Conclusion and Recommendations

First off, my data is getting more granular and informational as I go down into zip codes, but there’s still lots to learn (and more factors to collect). I show manufacturing jobs aren’t driving COVID cases, but I don’t know of the existence of meat-packing plants and if that even qualifies as manufacturing, for instance. However, these results are interesting. It might begin to indicate what knobs to turn to “dial back” outbreaks. Recommendations:

  1. By my estimation, it doesn’t seem likely that gyms and restaurants are appropriate knobs for slowing COVID growth. There’s little effect with high percentages of service employees in a region and wealthier communities (who may be more likely to be going to gyms and restaurants) are seeing much lower case levels.

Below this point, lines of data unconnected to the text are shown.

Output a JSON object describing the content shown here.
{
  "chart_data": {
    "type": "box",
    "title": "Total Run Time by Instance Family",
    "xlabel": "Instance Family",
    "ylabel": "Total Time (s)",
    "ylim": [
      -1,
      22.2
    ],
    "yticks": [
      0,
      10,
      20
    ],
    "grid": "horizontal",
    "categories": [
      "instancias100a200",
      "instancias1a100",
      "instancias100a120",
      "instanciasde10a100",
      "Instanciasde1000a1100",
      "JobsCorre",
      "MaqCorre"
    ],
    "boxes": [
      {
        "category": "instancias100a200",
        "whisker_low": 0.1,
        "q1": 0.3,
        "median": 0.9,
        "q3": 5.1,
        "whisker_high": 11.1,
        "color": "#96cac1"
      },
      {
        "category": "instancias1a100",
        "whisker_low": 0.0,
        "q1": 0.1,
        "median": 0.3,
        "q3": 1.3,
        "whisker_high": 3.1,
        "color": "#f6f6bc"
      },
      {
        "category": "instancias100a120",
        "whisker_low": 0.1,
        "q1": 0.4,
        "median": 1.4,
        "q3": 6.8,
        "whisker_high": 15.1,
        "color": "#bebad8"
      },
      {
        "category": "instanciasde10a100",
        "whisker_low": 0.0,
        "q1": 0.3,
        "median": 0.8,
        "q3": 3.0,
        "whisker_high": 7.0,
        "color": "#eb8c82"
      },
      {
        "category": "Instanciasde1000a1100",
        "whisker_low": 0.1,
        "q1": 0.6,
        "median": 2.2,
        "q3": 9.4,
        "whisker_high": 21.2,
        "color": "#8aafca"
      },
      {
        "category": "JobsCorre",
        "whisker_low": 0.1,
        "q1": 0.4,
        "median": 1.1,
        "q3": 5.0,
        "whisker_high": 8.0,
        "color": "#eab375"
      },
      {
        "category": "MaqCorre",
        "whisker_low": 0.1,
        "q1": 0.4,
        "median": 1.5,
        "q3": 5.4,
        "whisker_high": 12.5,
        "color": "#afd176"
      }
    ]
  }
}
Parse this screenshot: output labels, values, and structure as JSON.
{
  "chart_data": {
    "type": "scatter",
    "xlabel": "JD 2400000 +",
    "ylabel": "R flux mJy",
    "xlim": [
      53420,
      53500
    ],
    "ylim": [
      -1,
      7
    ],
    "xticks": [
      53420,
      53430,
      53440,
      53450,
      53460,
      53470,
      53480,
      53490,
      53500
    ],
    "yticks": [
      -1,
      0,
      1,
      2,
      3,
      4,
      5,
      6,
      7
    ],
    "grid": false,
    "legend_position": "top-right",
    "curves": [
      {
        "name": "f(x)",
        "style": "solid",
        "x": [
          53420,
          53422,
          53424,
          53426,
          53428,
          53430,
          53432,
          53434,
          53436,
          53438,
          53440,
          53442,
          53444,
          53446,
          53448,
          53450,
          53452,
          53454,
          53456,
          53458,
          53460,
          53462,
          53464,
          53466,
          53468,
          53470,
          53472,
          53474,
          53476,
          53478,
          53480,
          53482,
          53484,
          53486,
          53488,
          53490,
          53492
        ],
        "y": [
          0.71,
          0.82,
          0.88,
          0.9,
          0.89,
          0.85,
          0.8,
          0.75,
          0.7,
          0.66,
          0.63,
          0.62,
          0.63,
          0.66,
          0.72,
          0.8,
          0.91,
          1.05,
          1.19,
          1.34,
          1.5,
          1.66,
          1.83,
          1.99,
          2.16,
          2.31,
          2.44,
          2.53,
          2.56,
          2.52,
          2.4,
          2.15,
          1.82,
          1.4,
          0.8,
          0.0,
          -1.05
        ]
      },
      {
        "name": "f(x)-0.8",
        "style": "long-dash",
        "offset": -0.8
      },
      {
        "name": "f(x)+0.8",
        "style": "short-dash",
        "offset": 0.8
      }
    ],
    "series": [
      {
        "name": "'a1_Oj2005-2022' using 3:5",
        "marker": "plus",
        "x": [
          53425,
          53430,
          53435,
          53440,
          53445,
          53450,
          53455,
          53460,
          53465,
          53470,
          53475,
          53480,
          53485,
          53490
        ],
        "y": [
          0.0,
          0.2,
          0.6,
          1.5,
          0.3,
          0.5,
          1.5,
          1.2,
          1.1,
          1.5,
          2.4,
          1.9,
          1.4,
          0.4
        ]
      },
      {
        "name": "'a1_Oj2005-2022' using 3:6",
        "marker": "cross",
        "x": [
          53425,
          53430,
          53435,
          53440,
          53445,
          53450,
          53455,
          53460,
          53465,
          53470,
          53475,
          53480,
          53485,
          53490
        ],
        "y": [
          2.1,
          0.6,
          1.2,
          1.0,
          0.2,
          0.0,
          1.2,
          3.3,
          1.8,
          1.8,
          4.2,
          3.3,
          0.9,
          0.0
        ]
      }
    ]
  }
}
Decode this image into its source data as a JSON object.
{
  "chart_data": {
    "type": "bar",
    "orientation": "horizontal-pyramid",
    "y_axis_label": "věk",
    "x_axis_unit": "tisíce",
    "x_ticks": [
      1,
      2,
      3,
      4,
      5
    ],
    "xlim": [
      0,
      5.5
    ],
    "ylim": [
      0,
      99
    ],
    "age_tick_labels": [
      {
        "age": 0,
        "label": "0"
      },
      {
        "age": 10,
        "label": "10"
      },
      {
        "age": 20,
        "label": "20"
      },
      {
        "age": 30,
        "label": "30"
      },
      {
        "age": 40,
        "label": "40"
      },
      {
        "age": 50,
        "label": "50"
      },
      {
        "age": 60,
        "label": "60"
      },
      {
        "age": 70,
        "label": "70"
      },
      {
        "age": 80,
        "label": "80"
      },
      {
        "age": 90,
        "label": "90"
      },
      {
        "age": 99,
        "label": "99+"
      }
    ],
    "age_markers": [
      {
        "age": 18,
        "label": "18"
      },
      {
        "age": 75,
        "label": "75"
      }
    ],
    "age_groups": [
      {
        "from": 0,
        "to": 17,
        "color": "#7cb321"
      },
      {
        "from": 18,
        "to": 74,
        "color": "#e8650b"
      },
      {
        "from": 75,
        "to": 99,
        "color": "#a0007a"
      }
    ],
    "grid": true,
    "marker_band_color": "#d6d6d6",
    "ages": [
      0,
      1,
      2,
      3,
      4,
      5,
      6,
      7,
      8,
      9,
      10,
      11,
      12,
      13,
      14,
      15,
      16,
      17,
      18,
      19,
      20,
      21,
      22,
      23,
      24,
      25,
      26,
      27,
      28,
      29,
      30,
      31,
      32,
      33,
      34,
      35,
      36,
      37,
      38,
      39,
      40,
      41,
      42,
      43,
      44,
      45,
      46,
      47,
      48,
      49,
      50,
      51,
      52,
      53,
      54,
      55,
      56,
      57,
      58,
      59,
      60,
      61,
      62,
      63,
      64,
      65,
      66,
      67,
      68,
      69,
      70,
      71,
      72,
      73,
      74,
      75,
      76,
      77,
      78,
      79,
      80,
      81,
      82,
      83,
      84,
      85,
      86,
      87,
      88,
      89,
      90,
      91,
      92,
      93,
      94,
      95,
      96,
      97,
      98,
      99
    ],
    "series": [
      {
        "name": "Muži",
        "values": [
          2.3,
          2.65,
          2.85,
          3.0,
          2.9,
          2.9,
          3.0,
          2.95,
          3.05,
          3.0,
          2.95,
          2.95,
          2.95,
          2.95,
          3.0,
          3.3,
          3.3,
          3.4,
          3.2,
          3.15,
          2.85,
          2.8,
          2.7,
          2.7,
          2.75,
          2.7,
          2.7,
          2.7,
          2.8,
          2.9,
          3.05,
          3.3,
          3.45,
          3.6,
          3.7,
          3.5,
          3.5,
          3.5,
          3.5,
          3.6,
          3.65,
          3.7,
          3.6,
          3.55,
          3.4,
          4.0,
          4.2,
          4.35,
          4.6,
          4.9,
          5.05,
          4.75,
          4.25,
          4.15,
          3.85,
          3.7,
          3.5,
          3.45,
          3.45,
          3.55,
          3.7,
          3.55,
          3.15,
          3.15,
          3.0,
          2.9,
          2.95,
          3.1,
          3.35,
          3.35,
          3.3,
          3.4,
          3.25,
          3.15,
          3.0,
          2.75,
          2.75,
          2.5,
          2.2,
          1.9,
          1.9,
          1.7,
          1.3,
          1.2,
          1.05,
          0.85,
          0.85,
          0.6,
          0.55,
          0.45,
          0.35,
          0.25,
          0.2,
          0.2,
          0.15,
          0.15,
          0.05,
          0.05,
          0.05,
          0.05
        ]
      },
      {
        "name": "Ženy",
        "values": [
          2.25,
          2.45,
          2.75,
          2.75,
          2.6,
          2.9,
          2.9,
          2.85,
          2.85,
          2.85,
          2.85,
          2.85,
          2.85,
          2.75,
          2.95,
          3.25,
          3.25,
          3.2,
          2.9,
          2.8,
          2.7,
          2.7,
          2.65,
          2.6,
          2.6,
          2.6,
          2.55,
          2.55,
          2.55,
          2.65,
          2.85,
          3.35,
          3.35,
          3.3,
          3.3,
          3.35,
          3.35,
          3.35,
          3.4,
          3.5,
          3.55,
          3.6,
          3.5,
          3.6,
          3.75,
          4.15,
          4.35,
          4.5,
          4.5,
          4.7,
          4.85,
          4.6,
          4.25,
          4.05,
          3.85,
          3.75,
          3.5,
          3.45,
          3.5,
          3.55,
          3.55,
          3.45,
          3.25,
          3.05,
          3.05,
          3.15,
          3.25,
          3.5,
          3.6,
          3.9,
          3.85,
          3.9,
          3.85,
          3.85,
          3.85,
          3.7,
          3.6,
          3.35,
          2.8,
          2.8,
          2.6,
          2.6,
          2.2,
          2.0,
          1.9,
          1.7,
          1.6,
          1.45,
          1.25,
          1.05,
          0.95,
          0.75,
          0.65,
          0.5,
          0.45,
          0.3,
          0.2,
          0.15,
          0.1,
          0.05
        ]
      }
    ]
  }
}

  2. To control raw numbers of cases, maybe a good knob to turn would be to investigate the role of high-density housing and public transportation and attack root causes that emerge.
  3. For Type Two communities that the data reveals must have a larger causal problem, investigation into the unique qualities of that community might be a more effective intervention than broad shutdowns of their economy.
  4. And finally, the data does show that low education is related to high cases, so doing a better job at educating the communities in relevant ways would be a strong play.